Chemistry students of FMIPA UI managed to find safe natural ingredients for the manufacture of insecticides. They are Nadiatus Silmi, Shella Jeniferani Willyam, and Redita Andini Ayundrisa.
Research conducted under the guidance of Dr. Ir. Antonius Herry Cahyana, lecturer of the chemistry department of FMIPA UI is motivated by the use of insecticides which have tended to be dangerous because they have the potential to threaten the environment and human health such as the onset of cancer and brain damage.
But undeniably, insecticides are still often used by humans in everyday life to kill insects.
The three students succeeded in utilizing Styrofoam waste to help the reaction of insecticide synthesis from the leaves of boyfriend nail (Lawsonia inermis) which is safe for the health of living creatures and the environment.
Team leader, Nadiatus Silmi explained, insecticides are products that are widely used in everyday life but unfortunately there are still many insecticides containing organophosphate and organochlorine compounds.
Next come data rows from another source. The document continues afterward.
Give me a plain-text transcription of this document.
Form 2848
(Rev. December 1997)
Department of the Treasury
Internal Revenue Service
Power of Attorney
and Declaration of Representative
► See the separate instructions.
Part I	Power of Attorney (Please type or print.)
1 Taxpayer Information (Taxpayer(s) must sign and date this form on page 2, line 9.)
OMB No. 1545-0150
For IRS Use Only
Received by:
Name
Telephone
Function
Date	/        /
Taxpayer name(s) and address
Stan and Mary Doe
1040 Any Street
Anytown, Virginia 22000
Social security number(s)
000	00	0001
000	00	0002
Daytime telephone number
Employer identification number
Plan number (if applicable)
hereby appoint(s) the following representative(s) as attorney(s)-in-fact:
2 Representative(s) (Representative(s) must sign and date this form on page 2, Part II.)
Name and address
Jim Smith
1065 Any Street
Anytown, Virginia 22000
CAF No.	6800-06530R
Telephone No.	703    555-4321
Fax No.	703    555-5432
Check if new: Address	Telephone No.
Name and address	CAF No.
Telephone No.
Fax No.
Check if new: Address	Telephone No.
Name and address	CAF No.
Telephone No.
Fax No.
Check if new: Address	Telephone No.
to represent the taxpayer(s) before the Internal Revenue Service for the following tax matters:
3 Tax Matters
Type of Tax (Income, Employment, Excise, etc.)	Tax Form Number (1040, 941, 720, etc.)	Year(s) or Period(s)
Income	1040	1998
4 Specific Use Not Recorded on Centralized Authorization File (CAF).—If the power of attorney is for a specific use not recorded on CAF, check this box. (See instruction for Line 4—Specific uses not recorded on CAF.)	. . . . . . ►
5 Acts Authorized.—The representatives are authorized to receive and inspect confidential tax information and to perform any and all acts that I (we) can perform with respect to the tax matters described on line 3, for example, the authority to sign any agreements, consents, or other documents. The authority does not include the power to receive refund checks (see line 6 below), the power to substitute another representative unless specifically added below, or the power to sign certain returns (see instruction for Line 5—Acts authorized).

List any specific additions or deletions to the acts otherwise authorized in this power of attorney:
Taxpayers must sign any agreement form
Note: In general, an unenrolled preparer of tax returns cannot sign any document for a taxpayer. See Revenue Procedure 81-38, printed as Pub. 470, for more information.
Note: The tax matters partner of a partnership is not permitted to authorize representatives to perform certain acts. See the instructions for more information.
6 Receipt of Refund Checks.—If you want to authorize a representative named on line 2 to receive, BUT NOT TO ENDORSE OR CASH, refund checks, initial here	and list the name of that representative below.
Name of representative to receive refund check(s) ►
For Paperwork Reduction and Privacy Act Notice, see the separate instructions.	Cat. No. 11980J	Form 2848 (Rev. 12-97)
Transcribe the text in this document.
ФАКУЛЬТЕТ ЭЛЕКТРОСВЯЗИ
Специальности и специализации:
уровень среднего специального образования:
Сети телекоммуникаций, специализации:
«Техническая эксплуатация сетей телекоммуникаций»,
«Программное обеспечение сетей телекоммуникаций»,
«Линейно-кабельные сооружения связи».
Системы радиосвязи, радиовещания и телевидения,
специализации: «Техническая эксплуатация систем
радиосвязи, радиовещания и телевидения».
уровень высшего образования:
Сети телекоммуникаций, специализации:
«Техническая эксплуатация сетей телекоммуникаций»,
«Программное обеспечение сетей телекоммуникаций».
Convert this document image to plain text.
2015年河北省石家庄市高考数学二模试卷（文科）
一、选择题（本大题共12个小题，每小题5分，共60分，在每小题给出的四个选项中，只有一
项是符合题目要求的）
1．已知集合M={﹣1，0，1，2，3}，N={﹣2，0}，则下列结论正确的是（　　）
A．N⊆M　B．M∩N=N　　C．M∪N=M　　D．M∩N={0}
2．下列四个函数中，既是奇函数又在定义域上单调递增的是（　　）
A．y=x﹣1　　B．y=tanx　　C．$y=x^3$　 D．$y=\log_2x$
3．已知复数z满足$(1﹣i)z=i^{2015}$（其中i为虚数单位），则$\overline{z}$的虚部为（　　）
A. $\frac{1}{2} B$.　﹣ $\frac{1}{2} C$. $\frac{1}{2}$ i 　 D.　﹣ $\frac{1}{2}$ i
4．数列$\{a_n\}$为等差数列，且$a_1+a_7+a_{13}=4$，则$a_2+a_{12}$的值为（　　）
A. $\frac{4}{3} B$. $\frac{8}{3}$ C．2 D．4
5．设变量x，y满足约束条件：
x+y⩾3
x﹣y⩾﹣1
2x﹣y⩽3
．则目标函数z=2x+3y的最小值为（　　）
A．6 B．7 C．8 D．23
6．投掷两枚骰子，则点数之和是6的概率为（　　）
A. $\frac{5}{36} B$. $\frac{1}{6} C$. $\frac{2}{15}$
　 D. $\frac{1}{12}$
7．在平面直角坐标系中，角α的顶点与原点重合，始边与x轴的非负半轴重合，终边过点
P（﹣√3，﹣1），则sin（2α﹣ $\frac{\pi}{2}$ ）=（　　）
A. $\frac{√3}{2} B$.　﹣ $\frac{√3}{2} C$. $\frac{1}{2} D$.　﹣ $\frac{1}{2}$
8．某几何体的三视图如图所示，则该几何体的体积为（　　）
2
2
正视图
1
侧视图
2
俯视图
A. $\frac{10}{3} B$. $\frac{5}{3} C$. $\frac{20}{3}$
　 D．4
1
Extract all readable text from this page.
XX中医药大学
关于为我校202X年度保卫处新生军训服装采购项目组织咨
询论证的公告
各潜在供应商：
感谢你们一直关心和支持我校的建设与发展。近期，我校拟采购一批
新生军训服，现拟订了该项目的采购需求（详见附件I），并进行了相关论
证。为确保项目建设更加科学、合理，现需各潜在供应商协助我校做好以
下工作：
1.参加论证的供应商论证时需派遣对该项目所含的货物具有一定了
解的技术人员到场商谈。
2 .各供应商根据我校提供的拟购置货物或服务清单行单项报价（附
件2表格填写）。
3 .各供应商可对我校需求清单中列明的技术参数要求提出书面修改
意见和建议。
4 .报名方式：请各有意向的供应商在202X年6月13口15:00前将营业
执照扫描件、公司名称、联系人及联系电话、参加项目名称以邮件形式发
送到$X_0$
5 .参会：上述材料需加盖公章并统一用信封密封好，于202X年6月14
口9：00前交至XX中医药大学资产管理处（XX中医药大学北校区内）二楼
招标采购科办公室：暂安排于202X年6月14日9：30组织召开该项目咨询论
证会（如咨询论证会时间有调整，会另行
These compounds belong to a group of persistent organic pollutants (POP) which are difficult to degrade and are toxic, both to the environment and human health.
“Therefore, we need a new insecticide active ingredient from non-hazardous natural ingredients,” Silmi said.
The method used is much simpler because it does not require high temperatures and pressures, and does not use hazardous organic solvents so it is more cost effective and environmentally friendly.
“The results of our study, this natural insecticide has been proven to kill mosquitoes with only 3 minutes. The potential of our innovation can be developed into active insecticide ingredients used in the form of lotion, gel, or spray. ”
Silmi and the team hope that the results of this study can reduce the use of dangerous insecticides and replace them into natural insecticides in everyday life, so as to improve the quality of health and the environment.
In addition, it is expected that the utilization of waste directly can reduce styrofoam waste in Indonesia.